Gesamtwerk von etwa 1000 Bildern

"Er hat unglaublich viel verkauft", sagt die Angeklagte. Sie schätzt sein Gesamtwerk auf etwa 1000 Bilder. Angeblich schuf er fünf Stück am Tag. "Er hat vor laufender Kamera gemalt, in einer halben Stunde war das Bild fertig. Aber das war ein Picasso, das ging schnell."

Und was hat Dieter G. mit dem Ganzen zu tun, will der Richter wissen. "Eigentlich nichts", sagt der stämmige, zurückhaltende 54-Jährige. "Ich habe auf das vertraut, was ich erzählt bekommen habe. Ich habe mitgemacht." "Er hat bei der Logistik geholfen", erklärt sein Verteidiger.

Sie müssen mit dem Kunsthandel ziemlich viel Geld verdient haben, meint der Vorsitzende. Ja, sagen die Angeklagten. Aber das meiste hätten sie in Kujau-Projekte gesteckt. Allein die Unterhaltung des Museums in Pfullendorf habe 10.000 Euro Unterhalt im Monat gekostet. Diese Erklärung ist nicht zu widerlegen: Selbst bei der Hausdurchsuchung fanden sich keine Hinweise auf Reichtum und Luxus.

Verdächtig viele Kopien berühmter Maler

Dafür hatte man bei dem Paar verdächtig viele Kopien berühmter Maler gefunden. Ein Pinsel lag direkt neben einem Bild von Konrad Kujau. Auch das kann seine Großnichte erklären: Sie habe gewusst, die Werke ihres Onkels würden irgendwann zur Neige gehen. Darum habe sie ein neues Geschäft aufbauen wollen, eine Bilder- und Rahmen-Großhandlung. Das bei ihr gefundene Material seien Proben gewesen, die sie auf Messen erworben hatte. Die Pinsel dagegen stammten aus dem Pfullendorfer Museum, das im Winter wegen seiner fehlenden Heizung geräumt werden musste.
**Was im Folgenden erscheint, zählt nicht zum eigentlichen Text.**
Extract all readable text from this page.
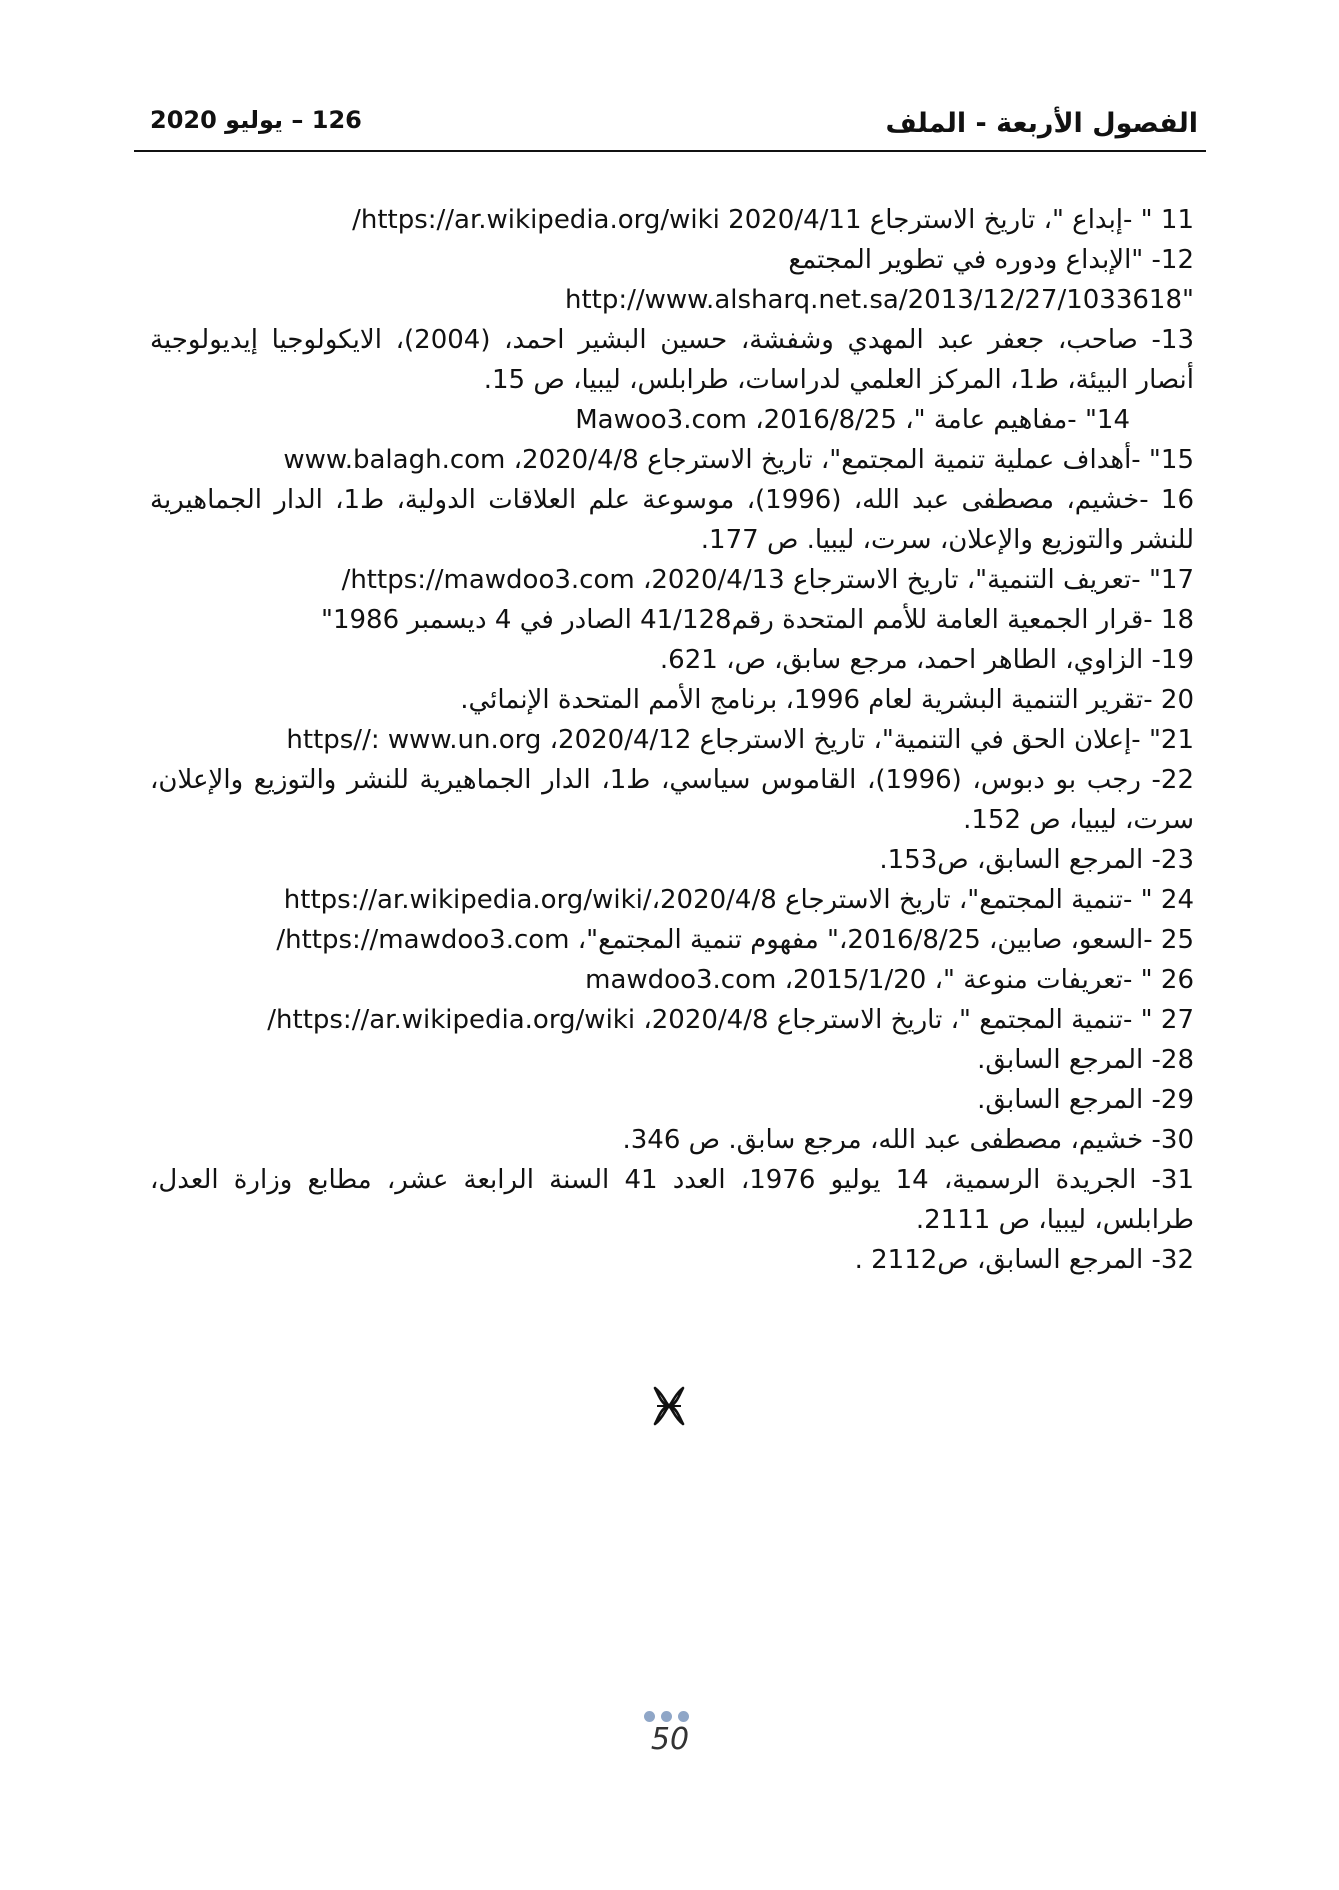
الفصول الأربعة - الملف
126 – يوليو 2020
11 " -إبداع "، تاريخ الاسترجاع 2020/4/11 https://ar.wikipedia.org/wiki/
12- "الإبداع ودوره في تطوير المجتمع
"http://www.alsharq.net.sa/2013/12/27/1033618
13- صاحب، جعفر عبد المهدي وشفشة، حسين البشير احمد، (2004)، الايكولوجيا إيديولوجية أنصار البيئة، ط1، المركز العلمي لدراسات، طرابلس، ليبيا، ص 15.
14" -مفاهيم عامة "، 2016/8/25، Mawoo3.com
15" -أهداف عملية تنمية المجتمع"، تاريخ الاسترجاع 2020/4/8، www.balagh.com
16 -خشيم، مصطفى عبد الله، (1996)، موسوعة علم العلاقات الدولية، ط1، الدار الجماهيرية للنشر والتوزيع والإعلان، سرت، ليبيا. ص 177.
17" -تعريف التنمية"، تاريخ الاسترجاع 2020/4/13، https://mawdoo3.com/
18 -قرار الجمعية العامة للأمم المتحدة رقم41/128 الصادر في 4 ديسمبر 1986"
19- الزاوي، الطاهر احمد، مرجع سابق، ص، 621.
20 -تقرير التنمية البشرية لعام 1996، برنامج الأمم المتحدة الإنمائي.
21" -إعلان الحق في التنمية"، تاريخ الاسترجاع 2020/4/12، https//: www.un.org
22- رجب بو دبوس، (1996)، القاموس سياسي، ط1، الدار الجماهيرية للنشر والتوزيع والإعلان، سرت، ليبيا، ص 152.
23- المرجع السابق، ص153.
24 " -تنمية المجتمع"، تاريخ الاسترجاع 2020/4/8،/https://ar.wikipedia.org/wiki
25 -السعو، صابين، 2016/8/25،" مفهوم تنمية المجتمع"، https://mawdoo3.com/
26 " -تعريفات منوعة "، 2015/1/20، mawdoo3.com
27 " -تنمية المجتمع "، تاريخ الاسترجاع 2020/4/8، https://ar.wikipedia.org/wiki/
28- المرجع السابق.
29- المرجع السابق.
30- خشيم، مصطفى عبد الله، مرجع سابق. ص 346.
31- الجريدة الرسمية، 14 يوليو 1976، العدد 41 السنة الرابعة عشر، مطابع وزارة العدل، طرابلس، ليبيا، ص 2111.
32- المرجع السابق، ص2112 .
50
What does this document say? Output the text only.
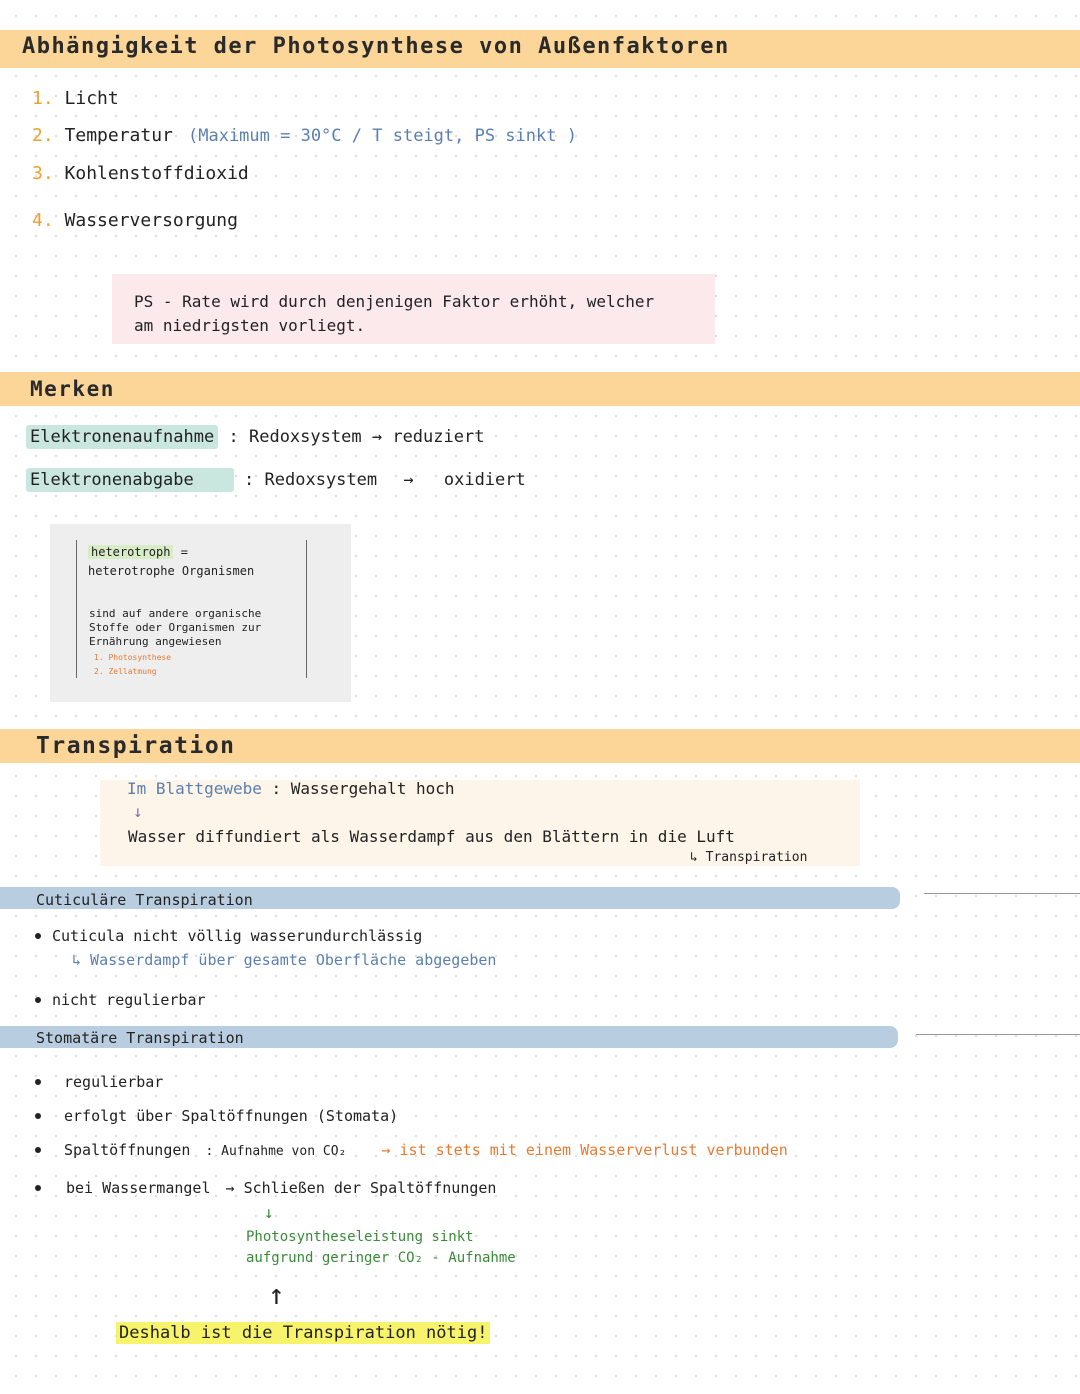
Abhängigkeit der Photosynthese von Außenfaktoren
1. Licht
2. Temperatur (Maximum = 30°C / T steigt, PS sinkt )
3. Kohlenstoffdioxid
4. Wasserversorgung
PS - Rate wird durch denjenigen Faktor erhöht, welcher
am niedrigsten vorliegt.
Merken
Elektronenaufnahme : Redoxsystem → reduziert
Elektronenabgabe	: Redoxsystem → oxidiert
heterotroph =
heterotrophe Organismen
sind auf andere organische
Stoffe oder Organismen zur
Ernährung angewiesen
1. Photosynthese
2. Zellatmung
Transpiration
Im Blattgewebe : Wassergehalt hoch
↓
Wasser diffundiert als Wasserdampf aus den Blättern in die Luft
↳ Transpiration
Cuticuläre Transpiration
Cuticula nicht völlig wasserundurchlässig
↳ Wasserdampf über gesamte Oberfläche abgegeben
nicht regulierbar
Stomatäre Transpiration
regulierbar
erfolgt über Spaltöffnungen (Stomata)
Spaltöffnungen : Aufnahme von CO₂ → ist stets mit einem Wasserverlust verbunden
bei Wassermangel → Schließen der Spaltöffnungen
↓
Photosyntheseleistung sinkt
aufgrund geringer CO₂ - Aufnahme
↑
Deshalb ist die Transpiration nötig!
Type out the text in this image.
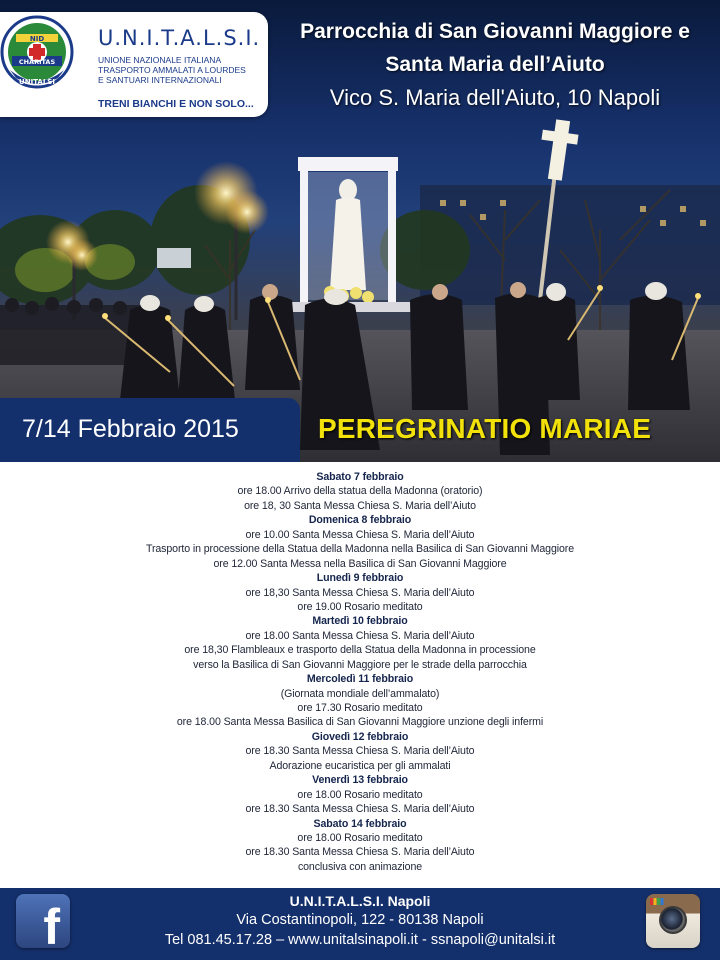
NID
CHARITAS
UNITALSI
U.N.I.T.A.L.S.I.
UNIONE NAZIONALE ITALIANA
TRASPORTO AMMALATI A LOURDES
E SANTUARI INTERNAZIONALI
TRENI BIANCHI E NON SOLO...
Parrocchia di San Giovanni Maggiore e
Santa Maria dell’Aiuto
Vico S. Maria dell'Aiuto, 10 Napoli
7/14 Febbraio 2015	PEREGRINATIO MARIAE
Sabato 7 febbraio
ore 18.00 Arrivo della statua della Madonna (oratorio)
ore 18, 30 Santa Messa Chiesa S. Maria dell’Aiuto
Domenica 8 febbraio
ore 10.00 Santa Messa Chiesa S. Maria dell’Aiuto
Trasporto in processione della Statua della Madonna nella Basilica di San Giovanni Maggiore
ore 12.00 Santa Messa nella Basilica di San Giovanni Maggiore
Lunedì 9 febbraio
ore 18,30 Santa Messa Chiesa S. Maria dell’Aiuto
ore 19.00 Rosario meditato
Martedì 10 febbraio
ore 18.00 Santa Messa Chiesa S. Maria dell’Aiuto
ore 18,30 Flambleaux e trasporto della Statua della Madonna in processione
verso la Basilica di San Giovanni Maggiore per le strade della parrocchia
Mercoledì 11 febbraio
(Giornata mondiale dell’ammalato)
ore 17.30 Rosario meditato
ore 18.00 Santa Messa Basilica di San Giovanni Maggiore unzione degli infermi
Giovedì 12 febbraio
ore 18.30 Santa Messa Chiesa S. Maria dell’Aiuto
Adorazione eucaristica per gli ammalati
Venerdì 13 febbraio
ore 18.00 Rosario meditato
ore 18.30 Santa Messa Chiesa S. Maria dell’Aiuto
Sabato 14 febbraio
ore 18.00 Rosario meditato
ore 18.30 Santa Messa Chiesa S. Maria dell’Aiuto
conclusiva con animazione
f	U.N.I.T.A.L.S.I. Napoli
Via Costantinopoli, 122 - 80138 Napoli
Tel 081.45.17.28 – www.unitalsinapoli.it - ssnapoli@unitalsi.it
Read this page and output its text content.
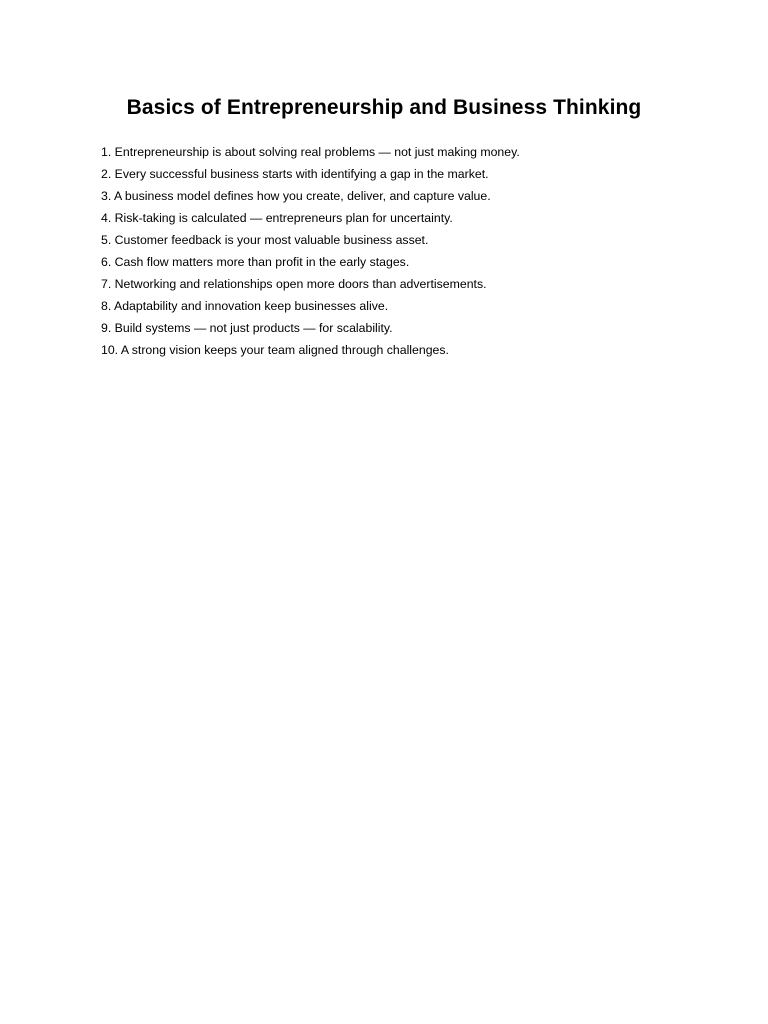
Basics of Entrepreneurship and Business Thinking
1. Entrepreneurship is about solving real problems — not just making money.
2. Every successful business starts with identifying a gap in the market.
3. A business model defines how you create, deliver, and capture value.
4. Risk-taking is calculated — entrepreneurs plan for uncertainty.
5. Customer feedback is your most valuable business asset.
6. Cash flow matters more than profit in the early stages.
7. Networking and relationships open more doors than advertisements.
8. Adaptability and innovation keep businesses alive.
9. Build systems — not just products — for scalability.
10. A strong vision keeps your team aligned through challenges.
Aber warum speicherte sie den Namenszug des Malers Gustav Klimt auf ihrem Rechner, fragt der Richter. Ganz einfach: Sie habe eine Fälscherwerkstatt für Kinder betrieben, antwortet die Angeklagte. Die Kinder hätten die Namenszüge nachgemalt. "Die haben auch Kujau gefälscht, da gibt es sogar einen Fernsehbeitrag darüber."

Mit dem Kujau-Geschäft aber ist Schluss

Die angeblich geprellten Kunden jedenfalls, so berichtet der Polizeibeamte, der die Ermittlungen leitete dem Gericht, hätten ihre "schönen Bilder" trotz des Betrugsverdachts "im Großen und Ganzen" nicht hergeben wollen. Mit dem Kujau-Geschäft aber ist mittlerweile Schluss - nicht nur für Petra Kujau und ihren Lebensgefährten, auch Kujau-Experte Philipp Schnauthiel bekommt seit Frühjahr 2006 keine Aufträge mehr.